On the edge of the last span, a pile of empty soda cans glints. Ryoma’s latest chess puzzle sits beside it; he scrawled a warning across its top: ‘Don’t blink.’ Nanase shudders. She starts—there’s a faint tapping near the safety barrier. She turns, raising her phone. Wind. Footsteps. Then a message buzzes. ‘Just missed you.—Dad’. She doubts her eyes. Ghost? Or hacker scam? Why won’t the truth fit the city’s script?
Act 5: Unmasked, Unsolved
The trio meet at Jean’s apartment, dog-tired but alive. Ryoma draws out CCTV frame graphs. There is something weird: a gap, two minutes gone at three a.m. Multiple tapes. Each fade lines up with each bridge case.

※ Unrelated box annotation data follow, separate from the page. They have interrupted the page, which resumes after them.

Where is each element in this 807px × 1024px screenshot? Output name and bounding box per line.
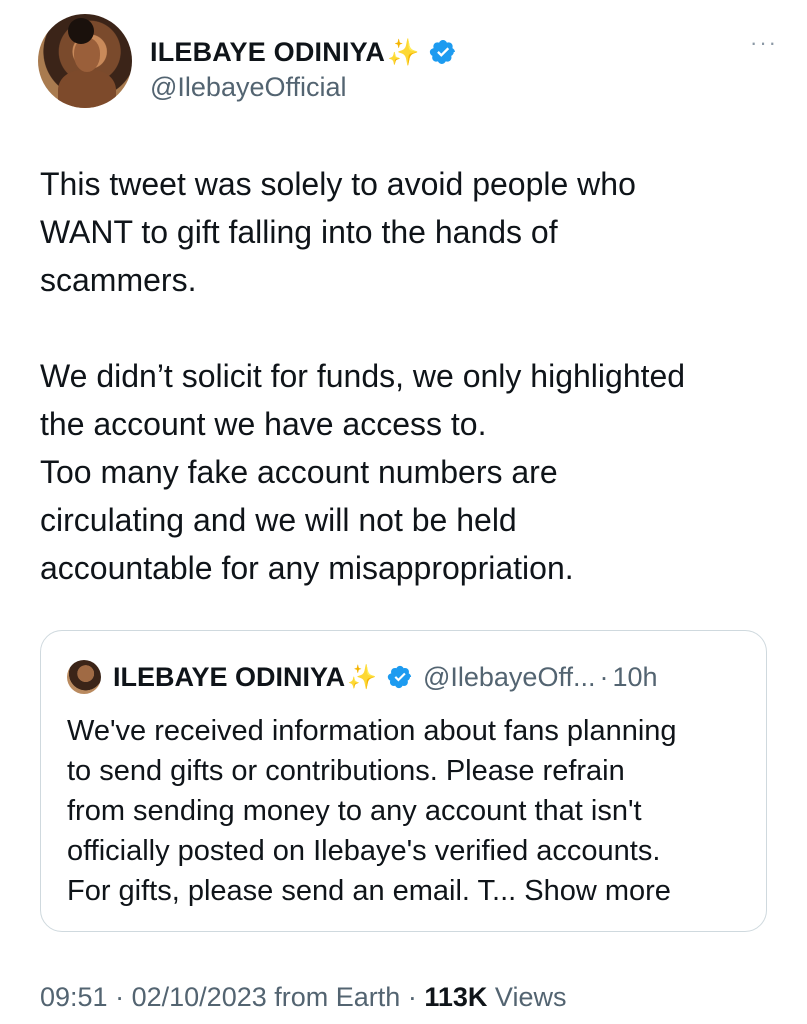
show-more-link[interactable]: Show more [524, 875, 671, 907]
verified-badge-icon [430, 40, 456, 64]
quoted-tweet-card[interactable]: ILEBAYE ODINIYA ✨ @IlebayeOff... · 10h W… [40, 630, 767, 932]
separator-dot: · [407, 982, 417, 1012]
views-count: 113K [424, 982, 488, 1012]
separator-dot: · [599, 661, 609, 692]
quoted-tweet-header: ILEBAYE ODINIYA ✨ @IlebayeOff... · 10h [67, 659, 658, 695]
tweet-source: from Earth [274, 982, 401, 1012]
avatar-body [58, 70, 116, 108]
quoted-display-name: ILEBAYE ODINIYA [113, 661, 346, 692]
avatar[interactable] [38, 14, 132, 108]
separator-dot: · [115, 982, 125, 1012]
tweet-header: ILEBAYE ODINIYA ✨ @IlebayeOfficial ··· [38, 14, 778, 114]
sparkle-icon: ✨ [387, 37, 420, 67]
quoted-handle: @IlebayeOff... [422, 661, 596, 692]
tweet-paragraph-1: This tweet was solely to avoid people wh… [40, 166, 636, 298]
tweet-metadata: 09:51 · 02/10/2023 from Earth · 113K Vie… [40, 982, 566, 1013]
quoted-timestamp: 10h [612, 661, 658, 692]
quoted-tweet-text: We've received information about fans pl… [67, 711, 747, 911]
author-name-row: ILEBAYE ODINIYA ✨ [150, 34, 457, 70]
more-options-icon[interactable]: ··· [750, 30, 778, 56]
tweet-paragraph-2: We didn’t solicit for funds, we only hig… [40, 358, 686, 586]
tweet-text: This tweet was solely to avoid people wh… [40, 160, 780, 592]
views-label: Views [494, 982, 567, 1012]
verified-badge-icon [387, 665, 412, 689]
tweet-date[interactable]: 02/10/2023 [132, 982, 267, 1012]
tweet-time[interactable]: 09:51 [40, 982, 108, 1012]
author-display-name[interactable]: ILEBAYE ODINIYA [150, 37, 385, 68]
author-handle[interactable]: @IlebayeOfficial [150, 72, 347, 103]
quoted-avatar [67, 660, 101, 694]
avatar-hair [68, 18, 94, 44]
sparkle-icon: ✨ [347, 663, 377, 691]
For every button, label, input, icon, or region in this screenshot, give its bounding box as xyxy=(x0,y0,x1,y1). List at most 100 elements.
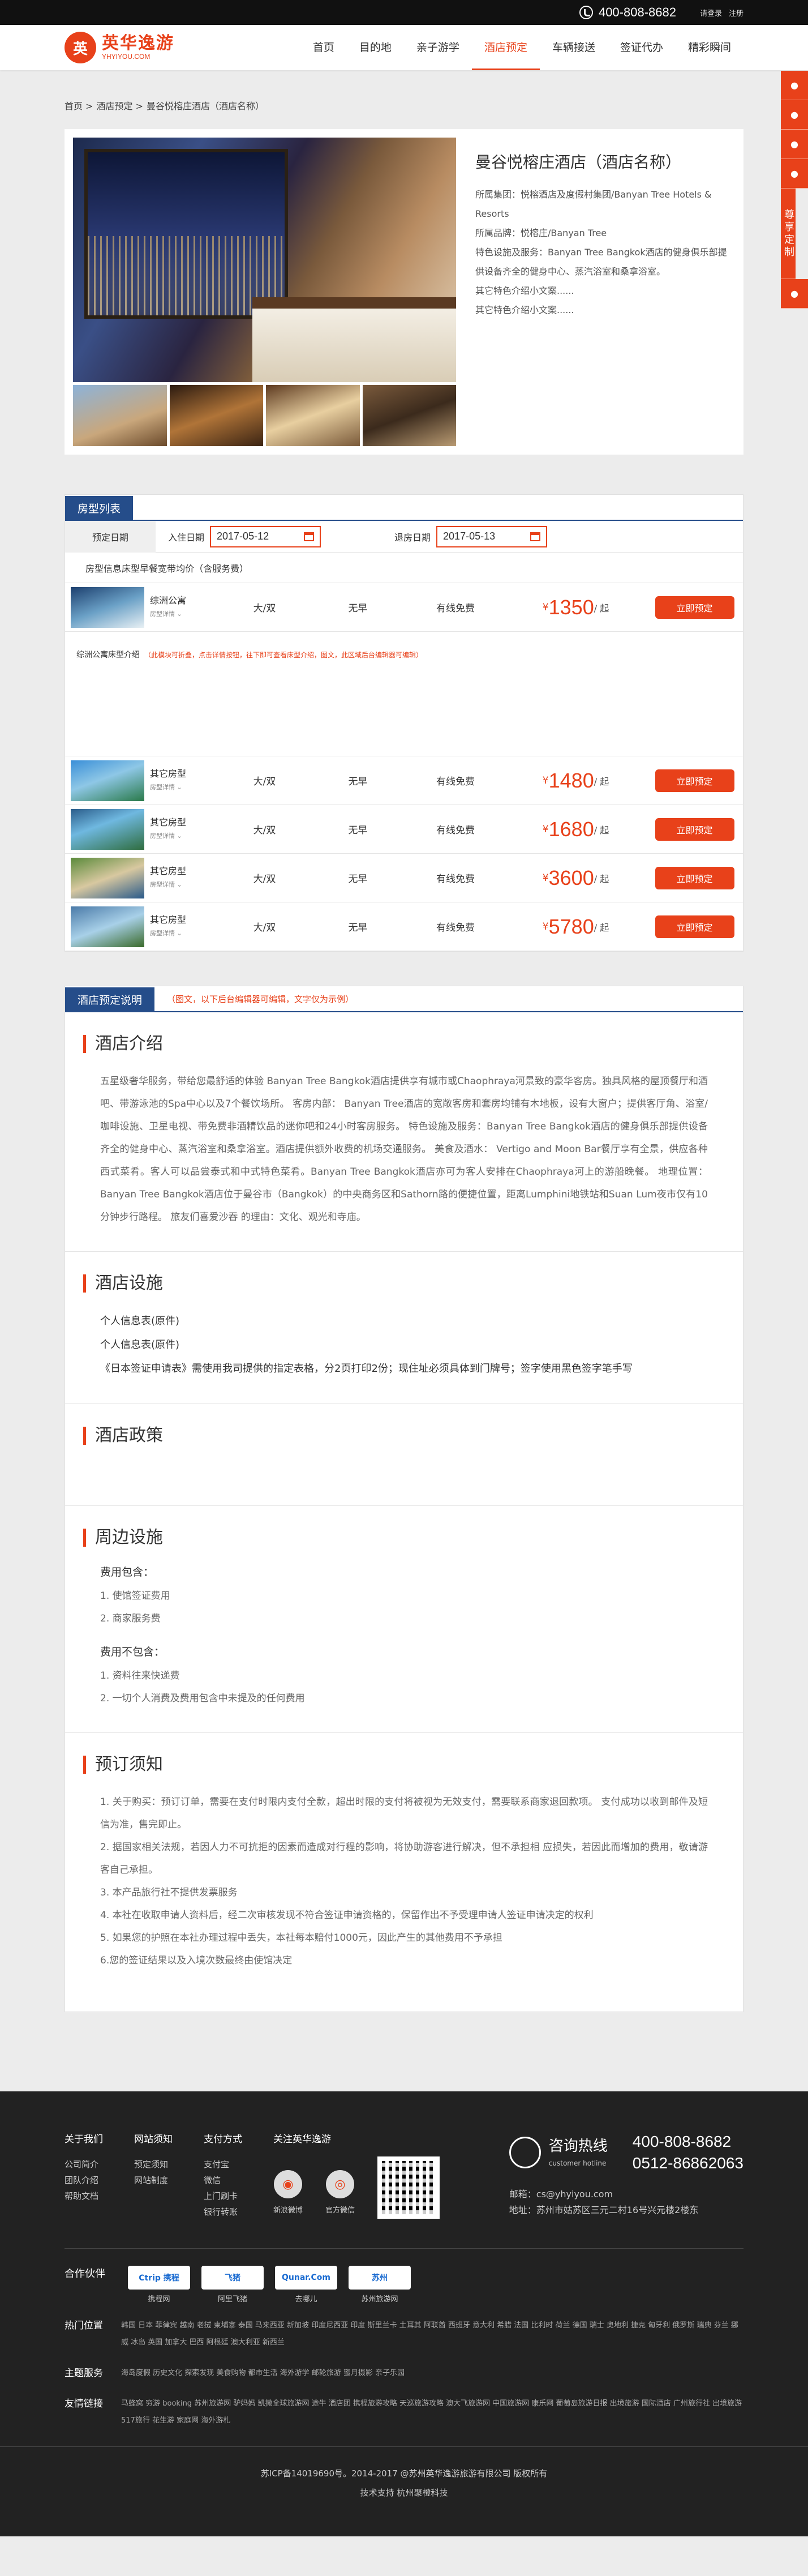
room-bed: 大/双 xyxy=(253,922,276,934)
footer-link[interactable]: 支付宝 xyxy=(204,2156,242,2172)
main-photo[interactable] xyxy=(73,138,456,382)
partner-logo[interactable]: 飞猪 阿里飞猪 xyxy=(201,2266,264,2304)
nav-item[interactable]: 亲子游学 xyxy=(404,25,472,70)
thumb-photo[interactable] xyxy=(169,385,263,446)
nav-item[interactable]: 签证代办 xyxy=(608,25,676,70)
wechat-icon[interactable]: ● xyxy=(781,159,808,189)
weibo-icon[interactable]: ● xyxy=(781,130,808,159)
room-net: 有线免费 xyxy=(436,603,475,614)
notes-title: 酒店预定说明 xyxy=(65,987,155,1011)
policy-section: 酒店政策 xyxy=(65,1404,743,1506)
book-button[interactable]: 立即预定 xyxy=(655,818,734,841)
column-header: 床型 xyxy=(122,563,140,574)
room-photo[interactable] xyxy=(71,857,144,898)
footer-link[interactable]: 帮助文档 xyxy=(65,2188,103,2204)
column-header: 宽带 xyxy=(158,563,177,574)
text-line: 6.您的签证结果以及入境次数最终由使馆决定 xyxy=(100,1955,293,1966)
facility-section: 酒店设施 个人信息表(原件) 个人信息表(原件) 《日本签证申请表》需使用我司提供的指… xyxy=(65,1252,743,1404)
follow-title: 关注英华逸游 xyxy=(273,2134,331,2145)
room-breakfast: 无早 xyxy=(348,776,368,788)
logo-domain: YHYIYOU.COM xyxy=(102,53,151,61)
user-icon[interactable]: ● xyxy=(781,100,808,130)
breadcrumb: 首页 > 酒店预定 > 曼谷悦榕庄酒店（酒店名称） xyxy=(65,70,743,129)
custom-tour-button[interactable]: 尊享定制 xyxy=(781,189,796,279)
footer-link[interactable]: 预定须知 xyxy=(134,2156,173,2172)
login-link[interactable]: 请登录 xyxy=(700,7,722,18)
checkin-input[interactable]: 2017-05-12 xyxy=(210,525,321,547)
hotel-name: 曼谷悦榕庄酒店（酒店名称） xyxy=(475,153,682,172)
room-detail-toggle[interactable]: 房型详情 ⌄ xyxy=(150,878,186,892)
copyright: 苏ICP备14019690号。2014-2017 @苏州英华逸游旅游有限公司 版… xyxy=(0,2446,808,2536)
friend-links[interactable]: 马蜂窝 穷游 booking 苏州旅游网 驴妈妈 凯撒全球旅游网 途牛 酒店团 … xyxy=(121,2395,743,2429)
footer-link[interactable]: 团队介绍 xyxy=(65,2172,103,2188)
theme-links[interactable]: 海岛度假 历史文化 探索发现 美食购物 都市生活 海外游学 邮轮旅游 蜜月摄影 … xyxy=(121,2365,405,2382)
book-button[interactable]: 立即预定 xyxy=(655,596,734,619)
chevron-down-icon: ⌄ xyxy=(175,832,182,840)
book-button[interactable]: 立即预定 xyxy=(655,866,734,889)
hotel-gallery xyxy=(73,138,456,446)
nav-item[interactable]: 酒店预定 xyxy=(471,25,540,70)
text-line: 个人信息表(原件) xyxy=(100,1315,180,1327)
nav-item[interactable]: 首页 xyxy=(300,25,347,70)
text-line: 《日本签证申请表》需使用我司提供的指定表格，分2页打印2份；现住址必须具体到门牌… xyxy=(100,1363,633,1375)
wechat-icon[interactable]: ◎ xyxy=(326,2170,355,2198)
breadcrumb-item[interactable]: 首页 > xyxy=(65,101,93,112)
room-row: 其它房型 房型详情 ⌄ 大/双 无早 有线免费 ¥1480/ 起 立即预定 xyxy=(65,756,743,805)
included-title: 费用包含： xyxy=(100,1566,154,1578)
room-photo[interactable] xyxy=(71,587,144,628)
booking-notes: 酒店预定说明 （图文，以下后台编辑器可编辑，文字仅为示例） 酒店介绍 五星级奢华服务… xyxy=(65,986,743,2012)
weibo-icon[interactable]: ◉ xyxy=(274,2170,302,2198)
email: 邮箱：cs@yhyiyou.com xyxy=(509,2189,613,2200)
room-price: ¥1480/ 起 xyxy=(542,768,609,792)
room-detail-toggle[interactable]: 房型详情 ⌄ xyxy=(150,781,186,794)
hotel-brand: 所属品牌：悦榕庄/Banyan Tree xyxy=(475,228,607,238)
logo[interactable]: 英英华逸游 YHYIYOU.COM xyxy=(65,32,174,63)
footer-link[interactable]: 微信 xyxy=(204,2172,242,2188)
nav-item[interactable]: 精彩瞬间 xyxy=(676,25,743,70)
room-table-header: 房型信息 床型 早餐 宽带 均价（含服务费） xyxy=(65,553,743,583)
breadcrumb-item[interactable]: 酒店预定 > xyxy=(97,101,144,112)
thumb-photo[interactable] xyxy=(362,385,456,446)
partner-logo[interactable]: 苏州 苏州旅游网 xyxy=(349,2266,411,2304)
telephone-icon xyxy=(509,2137,541,2168)
footer-link[interactable]: 上门刷卡 xyxy=(204,2188,242,2204)
thumb-icon[interactable]: ● xyxy=(781,279,808,309)
room-detail-toggle[interactable]: 房型详情 ⌄ xyxy=(150,829,186,843)
room-name: 其它房型 xyxy=(150,865,187,876)
room-list-title: 房型列表 xyxy=(65,496,134,520)
footer-link[interactable]: 网站制度 xyxy=(134,2172,173,2188)
room-price: ¥5780/ 起 xyxy=(542,914,609,938)
nav-item[interactable]: 车辆接送 xyxy=(540,25,608,70)
partner-logo[interactable]: Ctrip 携程 携程网 xyxy=(128,2266,190,2304)
room-detail-toggle[interactable]: 房型详情 ⌄ xyxy=(150,927,186,940)
register-link[interactable]: 注册 xyxy=(729,7,743,18)
text-line: 1. 资料往来快递费 xyxy=(100,1670,180,1681)
partner-logo[interactable]: Qunar.Com 去哪儿 xyxy=(275,2266,337,2304)
footer-link[interactable]: 银行转账 xyxy=(204,2204,242,2220)
text-line: 4. 本社在收取申请人资料后，经二次审核发现不符合签证申请资格的，保留作出不予受… xyxy=(100,1910,594,1921)
excluded-title: 费用不包含： xyxy=(100,1646,165,1658)
thumb-photo[interactable] xyxy=(266,385,360,446)
checkout-input[interactable]: 2017-05-13 xyxy=(436,525,548,547)
room-row: 其它房型 房型详情 ⌄ 大/双 无早 有线免费 ¥5780/ 起 立即预定 xyxy=(65,902,743,951)
room-photo[interactable] xyxy=(71,906,144,947)
breadcrumb-item: 曼谷悦榕庄酒店（酒店名称） xyxy=(147,101,265,112)
room-name: 综洲公寓 xyxy=(150,594,187,606)
book-button[interactable]: 立即预定 xyxy=(655,769,734,792)
around-section: 周边设施 费用包含： 1. 使馆签证费用 2. 商家服务费 费用不包含： 1. 资料往… xyxy=(65,1506,743,1733)
room-photo[interactable] xyxy=(71,760,144,801)
date-picker-row: 预定日期 入住日期 2017-05-12 退房日期 2017-05-13 xyxy=(65,520,743,553)
book-button[interactable]: 立即预定 xyxy=(655,915,734,938)
partners-title: 合作伙伴 xyxy=(65,2268,105,2280)
service-icon[interactable]: ● xyxy=(781,71,808,100)
text-line: 3. 本产品旅行社不提供发票服务 xyxy=(100,1887,238,1898)
text-line: 5. 如果您的护照在本社办理过程中丢失，本社每本赔付1000元，因此产生的其他费… xyxy=(100,1932,502,1944)
nav-item[interactable]: 目的地 xyxy=(347,25,404,70)
thumb-photo[interactable] xyxy=(73,385,167,446)
hot-links[interactable]: 韩国 日本 菲律宾 越南 老挝 柬埔寨 泰国 马来西亚 新加坡 印度尼西亚 印度… xyxy=(121,2317,743,2351)
room-photo[interactable] xyxy=(71,808,144,850)
room-name: 其它房型 xyxy=(150,768,187,779)
room-row: 其它房型 房型详情 ⌄ 大/双 无早 有线免费 ¥1680/ 起 立即预定 xyxy=(65,805,743,854)
room-detail-toggle[interactable]: 房型详情 ⌄ xyxy=(150,607,186,621)
footer-link[interactable]: 公司简介 xyxy=(65,2156,103,2172)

Jean: “Either it’s staff or they bribe god.”
Nanase laughs—a little wild, a little threadbare. “Or it’s someone who pays attention when the rest of us look away.” Outside rain beats like heart drums. Someone’s hiding in plain sight. She vows to stay. Jean tightens her grip on the card. Ryoma taps a digitized chess piece over a notebook map. “Next time it rains, we’ll leave a piece for them. See if the real player moves.”

Cliffhanger: Eyes Above the City
On a blank rooftop, a dark figure stacks more tarot cards. Screen flickers, deck spreads—Seven of Swords lies in the middle. Down below, cars stroke through glass puddles. Nanase’s phone buzzes again: a short video this time, hinting at her father’s voice through distortion.
Do you think the truth is closer than anyone dreams? Or is every secret a dare to chase after nightfall?
That ends the first sweep of the Obsidian Files arc.